Comment se porte l’espèce en France et en Europe ?
L. M. : En 1970 la sous-espèce sinensis était très menacée en Europe avec seulement 5300 couples (réfugiés aux PaysBas, Danemark et dans les Balkans), contre 22 000 couples pour carbo sur les côtes norvégiennes, britanniques et françaises (Manche). Sa protection stricte par la Directive oiseaux de l’UE en 1979 et l’accroissement des ressources liées à l’eutrophisation ont entraîné une très forte progression pour atteindre environ 393 000 couples en 2006 pour toute l’Europe, mais déclinant de 6% avec 371 000 couples lors du second recensement de 2013, dont respectivement 2 807 et 6 663 couples en France (9 235 couples en 2021). La population marine carbo a décliné de 23% en Europe entre 2006 et 2012 pour ne plus atteindre que 42 000 couples, avec une chute moindre en France (2 122 couples en 2003 à 1 876 couples en 2021).
Vous avez été élu à la présidence du Conseil national de la protection de la nature qui a donné un avis favorable au projet d’arrêté supprimant les prélèvements dans les eaux publiques. Qu’est-ce qui a motivé cette décision ?
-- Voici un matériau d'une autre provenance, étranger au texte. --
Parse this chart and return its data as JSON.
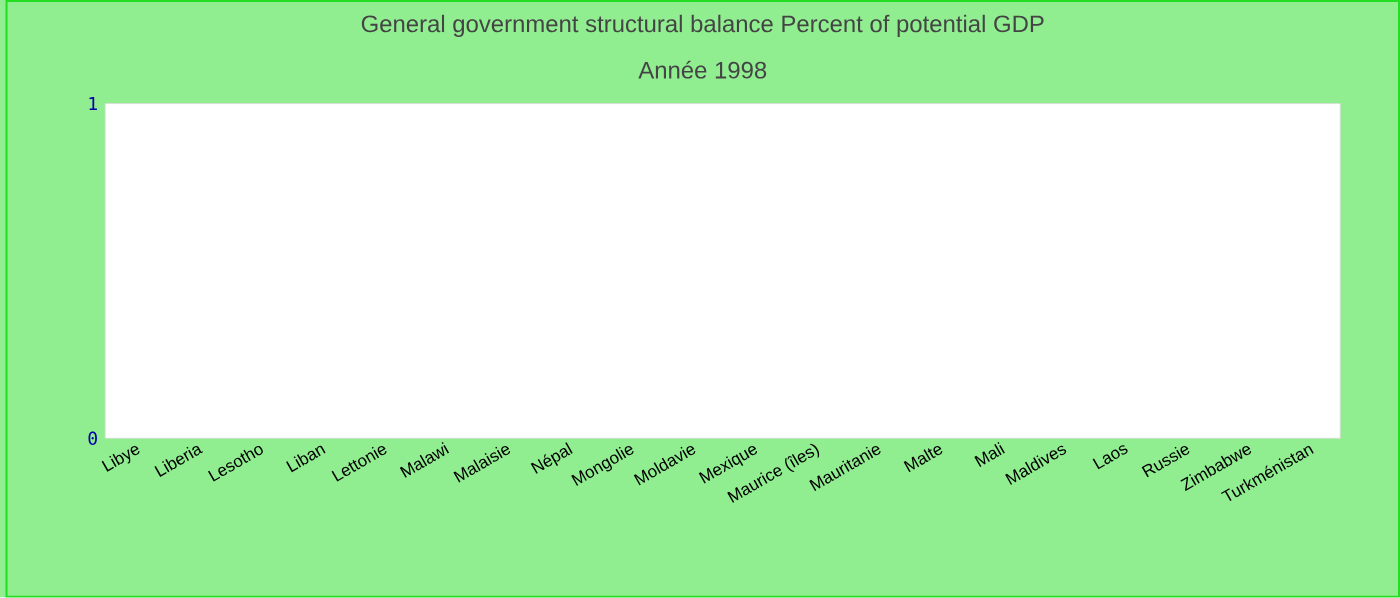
{
  "chart_data": {
    "type": "bar",
    "title": "General government structural balance  Percent of potential GDP",
    "subtitle": "Année 1998",
    "categories": [
      "Libye",
      "Liberia",
      "Lesotho",
      "Liban",
      "Lettonie",
      "Malawi",
      "Malaisie",
      "Népal",
      "Mongolie",
      "Moldavie",
      "Mexique",
      "Maurice (îles)",
      "Mauritanie",
      "Malte",
      "Mali",
      "Maldives",
      "Laos",
      "Russie",
      "Zimbabwe",
      "Turkménistan"
    ],
    "values": [
      null,
      null,
      null,
      null,
      null,
      null,
      null,
      null,
      null,
      null,
      null,
      null,
      null,
      null,
      null,
      null,
      null,
      null,
      null,
      null
    ],
    "ylim": [
      0,
      1
    ],
    "yticks": [
      0,
      1
    ],
    "grid": false
  }
}
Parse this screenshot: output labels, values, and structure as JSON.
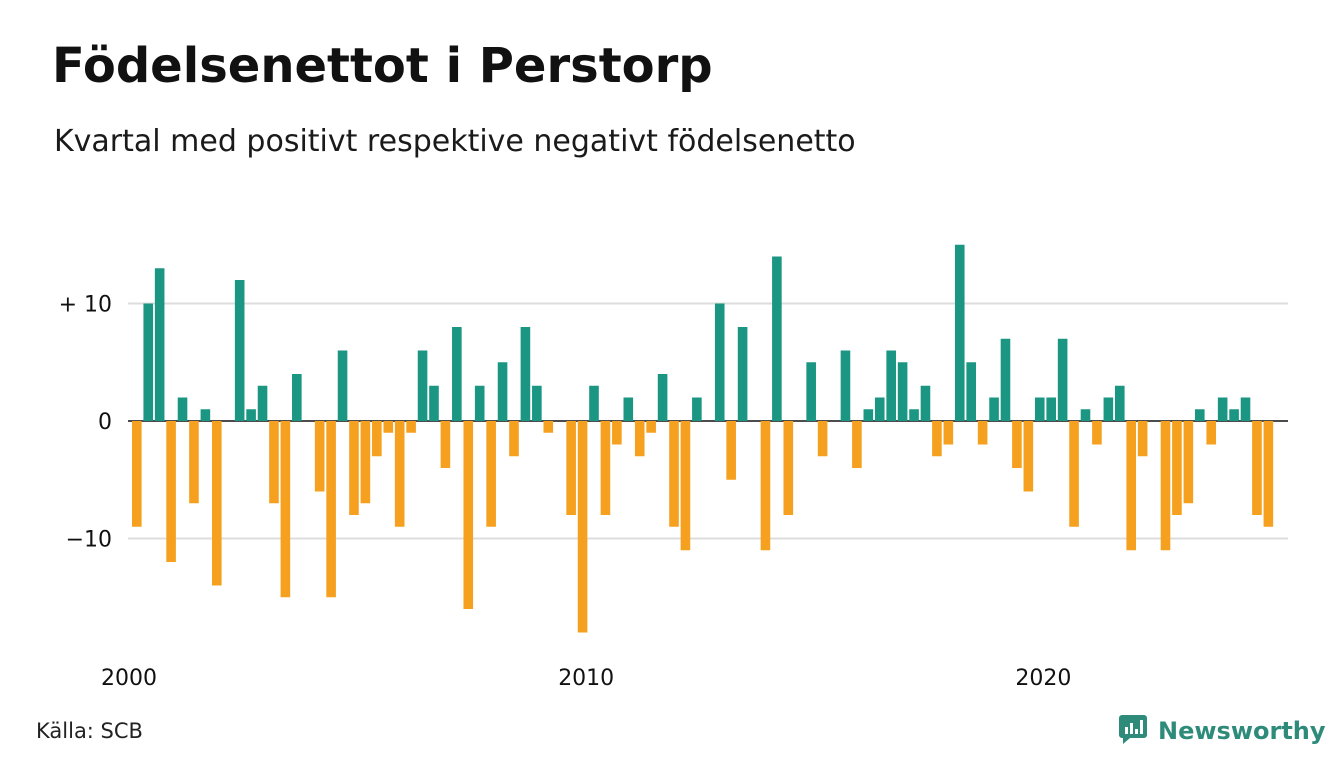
{
  "header": {
    "title": "Födelsenettot i Perstorp",
    "subtitle": "Kvartal med positivt respektive negativt födelsenetto"
  },
  "footer": {
    "source": "Källa: SCB",
    "brand": "Newsworthy"
  },
  "colors": {
    "positive": "#1a9683",
    "negative": "#f5a01f",
    "grid": "#dddddd",
    "brand": "#2e8b7a"
  },
  "chart_data": {
    "type": "bar",
    "x_tick_labels": [
      "2000",
      "2010",
      "2020"
    ],
    "y_tick_labels": [
      "+ 10",
      "0",
      "−10"
    ],
    "y_ticks": [
      10,
      0,
      -10
    ],
    "ylim": [
      -19,
      16
    ],
    "start_year": 2000,
    "categories": [
      "2000 Q1",
      "2000 Q2",
      "2000 Q3",
      "2000 Q4",
      "2001 Q1",
      "2001 Q2",
      "2001 Q3",
      "2001 Q4",
      "2002 Q1",
      "2002 Q2",
      "2002 Q3",
      "2002 Q4",
      "2003 Q1",
      "2003 Q2",
      "2003 Q3",
      "2003 Q4",
      "2004 Q1",
      "2004 Q2",
      "2004 Q3",
      "2004 Q4",
      "2005 Q1",
      "2005 Q2",
      "2005 Q3",
      "2005 Q4",
      "2006 Q1",
      "2006 Q2",
      "2006 Q3",
      "2006 Q4",
      "2007 Q1",
      "2007 Q2",
      "2007 Q3",
      "2007 Q4",
      "2008 Q1",
      "2008 Q2",
      "2008 Q3",
      "2008 Q4",
      "2009 Q1",
      "2009 Q2",
      "2009 Q3",
      "2009 Q4",
      "2010 Q1",
      "2010 Q2",
      "2010 Q3",
      "2010 Q4",
      "2011 Q1",
      "2011 Q2",
      "2011 Q3",
      "2011 Q4",
      "2012 Q1",
      "2012 Q2",
      "2012 Q3",
      "2012 Q4",
      "2013 Q1",
      "2013 Q2",
      "2013 Q3",
      "2013 Q4",
      "2014 Q1",
      "2014 Q2",
      "2014 Q3",
      "2014 Q4",
      "2015 Q1",
      "2015 Q2",
      "2015 Q3",
      "2015 Q4",
      "2016 Q1",
      "2016 Q2",
      "2016 Q3",
      "2016 Q4",
      "2017 Q1",
      "2017 Q2",
      "2017 Q3",
      "2017 Q4",
      "2018 Q1",
      "2018 Q2",
      "2018 Q3",
      "2018 Q4",
      "2019 Q1",
      "2019 Q2",
      "2019 Q3",
      "2019 Q4",
      "2020 Q1",
      "2020 Q2",
      "2020 Q3",
      "2020 Q4",
      "2021 Q1",
      "2021 Q2",
      "2021 Q3",
      "2021 Q4",
      "2022 Q1",
      "2022 Q2",
      "2022 Q3",
      "2022 Q4",
      "2023 Q1",
      "2023 Q2",
      "2023 Q3",
      "2023 Q4",
      "2024 Q1",
      "2024 Q2",
      "2024 Q3",
      "2024 Q4"
    ],
    "values": [
      -9,
      10,
      13,
      -12,
      2,
      -7,
      1,
      -14,
      0,
      12,
      1,
      3,
      -7,
      -15,
      4,
      0,
      -6,
      -15,
      6,
      -8,
      -7,
      -3,
      -1,
      -9,
      -1,
      6,
      3,
      -4,
      8,
      -16,
      3,
      -9,
      5,
      -3,
      8,
      3,
      -1,
      0,
      -8,
      -18,
      3,
      -8,
      -2,
      2,
      -3,
      -1,
      4,
      -9,
      -11,
      2,
      0,
      10,
      -5,
      8,
      0,
      -11,
      14,
      -8,
      0,
      5,
      -3,
      0,
      6,
      -4,
      1,
      2,
      6,
      5,
      1,
      3,
      -3,
      -2,
      15,
      5,
      -2,
      2,
      7,
      -4,
      -6,
      2,
      2,
      7,
      -9,
      1,
      -2,
      2,
      3,
      -11,
      -3,
      0,
      -11,
      -8,
      -7,
      1,
      -2,
      2,
      1,
      2,
      -8,
      -9
    ]
  }
}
L.M. : Par déontologie en tant que coordinateur des recensements, je n’ai pas présidé cette séance du CNPN, ni rapporté ce dossier, ni participé au vote. Les membres du CNPN ont approuvé l’arrêt des tirs en eaux libres (qui ne concernent pas les piscicultures professionnelles mais une activité de loisir) proposé par l’État en raison de l’inefficacité de ce dispositif pour contrôler la population hivernante à l’échelle départementale, constatée à chaque recensement national, et pour le non-respect des conditions de dérogation au statut d’espèce protégée fixées par la réglementation française et européenne, sanctionné de manière constante par la jurisprudence cassant les arrêtés préfectoraux de tirs depuis de nombreuses années.
L’arrêt de ces prélèvements, environ 20000 oiseaux épargnés par an, va-t-il faire exploser la population de cormorans en France ?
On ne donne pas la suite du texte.